Situés dans le nord-ouest du Soudan, ces camps abritent des centaines de milliers de personnes déplacées. C’est le Système intégré de classification de la sécurité alimentaire (SISA) de l’Observatoire mondial de la faim qui a donné l’alerte, en décembre dernier. L’organisation avait déjà prévenu que la guerre civile en cours au Soudan pourrait entraîner une famine dans la ville même d’ici mai.
Cette semaine, les Nations unies et plusieurs de leurs agences ont averti qu’environ 300.000 personnes piégées dans la ville risquent de mourir de faim.
Dans un communiqué, le PAM déplore de n’avoir pas été en mesure d’acheminer de l’aide alimentaire à El Fasher par la route depuis plus d’un an, car tous les axes y menant sont bloqués.
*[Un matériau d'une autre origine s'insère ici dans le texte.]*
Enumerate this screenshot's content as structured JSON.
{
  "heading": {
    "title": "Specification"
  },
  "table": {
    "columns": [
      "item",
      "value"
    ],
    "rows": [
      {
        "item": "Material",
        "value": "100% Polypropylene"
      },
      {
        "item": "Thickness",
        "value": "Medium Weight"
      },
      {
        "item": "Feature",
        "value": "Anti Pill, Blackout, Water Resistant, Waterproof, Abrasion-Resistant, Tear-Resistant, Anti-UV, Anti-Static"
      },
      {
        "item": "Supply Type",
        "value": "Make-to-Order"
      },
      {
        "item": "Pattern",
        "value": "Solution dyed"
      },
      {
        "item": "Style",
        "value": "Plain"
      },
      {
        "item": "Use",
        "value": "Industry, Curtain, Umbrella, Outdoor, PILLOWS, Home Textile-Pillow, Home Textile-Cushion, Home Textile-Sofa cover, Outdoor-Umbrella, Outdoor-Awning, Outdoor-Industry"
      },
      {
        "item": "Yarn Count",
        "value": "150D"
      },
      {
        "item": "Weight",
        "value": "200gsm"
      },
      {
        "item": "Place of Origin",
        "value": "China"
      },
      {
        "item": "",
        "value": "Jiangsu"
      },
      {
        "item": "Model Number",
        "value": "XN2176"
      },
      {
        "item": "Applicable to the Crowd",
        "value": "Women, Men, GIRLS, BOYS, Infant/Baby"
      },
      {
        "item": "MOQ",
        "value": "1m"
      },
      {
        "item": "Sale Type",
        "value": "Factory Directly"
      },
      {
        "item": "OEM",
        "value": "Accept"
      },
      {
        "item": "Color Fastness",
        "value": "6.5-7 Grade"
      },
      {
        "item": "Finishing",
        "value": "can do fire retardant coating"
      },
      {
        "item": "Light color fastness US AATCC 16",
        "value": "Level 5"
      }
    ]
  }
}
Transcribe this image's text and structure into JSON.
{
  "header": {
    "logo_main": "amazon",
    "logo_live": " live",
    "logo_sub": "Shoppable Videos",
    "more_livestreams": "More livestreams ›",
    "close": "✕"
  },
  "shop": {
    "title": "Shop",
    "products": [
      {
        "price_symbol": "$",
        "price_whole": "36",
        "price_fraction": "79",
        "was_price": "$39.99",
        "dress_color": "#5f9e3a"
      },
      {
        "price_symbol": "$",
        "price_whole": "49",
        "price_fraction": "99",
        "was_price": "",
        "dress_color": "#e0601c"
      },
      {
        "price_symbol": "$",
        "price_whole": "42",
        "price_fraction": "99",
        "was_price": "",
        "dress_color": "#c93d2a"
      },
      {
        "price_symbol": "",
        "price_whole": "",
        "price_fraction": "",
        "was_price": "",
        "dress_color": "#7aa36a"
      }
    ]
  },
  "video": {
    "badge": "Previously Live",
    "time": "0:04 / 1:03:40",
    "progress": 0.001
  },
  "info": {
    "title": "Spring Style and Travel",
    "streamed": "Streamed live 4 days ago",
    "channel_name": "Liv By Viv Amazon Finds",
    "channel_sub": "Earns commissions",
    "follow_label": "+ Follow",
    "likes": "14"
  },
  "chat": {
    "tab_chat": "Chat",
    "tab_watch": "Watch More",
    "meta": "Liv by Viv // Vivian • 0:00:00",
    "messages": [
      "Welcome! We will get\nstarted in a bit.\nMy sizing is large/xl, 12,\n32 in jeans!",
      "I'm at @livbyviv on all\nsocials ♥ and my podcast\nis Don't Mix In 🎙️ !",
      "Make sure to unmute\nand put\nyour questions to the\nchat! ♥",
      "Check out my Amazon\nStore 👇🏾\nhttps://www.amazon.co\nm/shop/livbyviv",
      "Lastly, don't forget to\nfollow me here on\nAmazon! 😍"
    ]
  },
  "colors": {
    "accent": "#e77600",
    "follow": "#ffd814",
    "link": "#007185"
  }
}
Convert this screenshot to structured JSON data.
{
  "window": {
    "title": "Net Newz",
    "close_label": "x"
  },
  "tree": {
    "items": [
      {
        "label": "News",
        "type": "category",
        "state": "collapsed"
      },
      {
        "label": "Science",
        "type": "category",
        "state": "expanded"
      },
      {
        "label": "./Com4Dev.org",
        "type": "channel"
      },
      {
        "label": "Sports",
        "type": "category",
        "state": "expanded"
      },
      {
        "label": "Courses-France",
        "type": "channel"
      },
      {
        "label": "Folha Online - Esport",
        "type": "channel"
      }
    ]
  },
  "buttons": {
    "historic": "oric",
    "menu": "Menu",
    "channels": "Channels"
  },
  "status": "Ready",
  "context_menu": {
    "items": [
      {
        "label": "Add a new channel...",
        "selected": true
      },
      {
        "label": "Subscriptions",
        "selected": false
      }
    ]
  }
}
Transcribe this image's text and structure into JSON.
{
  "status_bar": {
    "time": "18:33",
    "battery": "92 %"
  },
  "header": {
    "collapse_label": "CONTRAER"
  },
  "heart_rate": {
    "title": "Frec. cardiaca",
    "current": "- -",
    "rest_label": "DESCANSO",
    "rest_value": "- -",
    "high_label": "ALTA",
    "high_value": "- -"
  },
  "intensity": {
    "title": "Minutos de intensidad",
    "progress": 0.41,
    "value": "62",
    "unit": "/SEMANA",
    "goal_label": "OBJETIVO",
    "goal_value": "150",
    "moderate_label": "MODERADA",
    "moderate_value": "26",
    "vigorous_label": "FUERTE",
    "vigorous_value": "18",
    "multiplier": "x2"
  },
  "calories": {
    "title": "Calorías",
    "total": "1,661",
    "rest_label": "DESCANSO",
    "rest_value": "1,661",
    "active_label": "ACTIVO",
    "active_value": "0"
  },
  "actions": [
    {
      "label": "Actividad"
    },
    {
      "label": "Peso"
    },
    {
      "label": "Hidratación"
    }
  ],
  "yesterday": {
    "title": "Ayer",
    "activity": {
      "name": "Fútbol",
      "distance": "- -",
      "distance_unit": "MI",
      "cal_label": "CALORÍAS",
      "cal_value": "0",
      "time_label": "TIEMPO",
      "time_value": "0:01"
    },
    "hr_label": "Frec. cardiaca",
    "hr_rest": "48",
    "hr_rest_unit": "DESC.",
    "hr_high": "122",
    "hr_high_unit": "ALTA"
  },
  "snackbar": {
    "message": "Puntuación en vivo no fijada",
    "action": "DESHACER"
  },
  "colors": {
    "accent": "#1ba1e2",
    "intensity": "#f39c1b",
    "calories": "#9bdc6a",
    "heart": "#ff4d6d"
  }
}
« Ce dont nous avons vraiment besoin maintenant, c’est d’une trêve humanitaire afin de pouvoir acheminer en toute sécurité des vivres et des aliments d’urgence vers la ville, assiégée par les Forces de soutien rapide depuis plus d’un an. C’est l’urgence absolue », a déclaré à la DW Leni Kinzli, porte-parole du Programme alimentaire mondial pour le Soudan.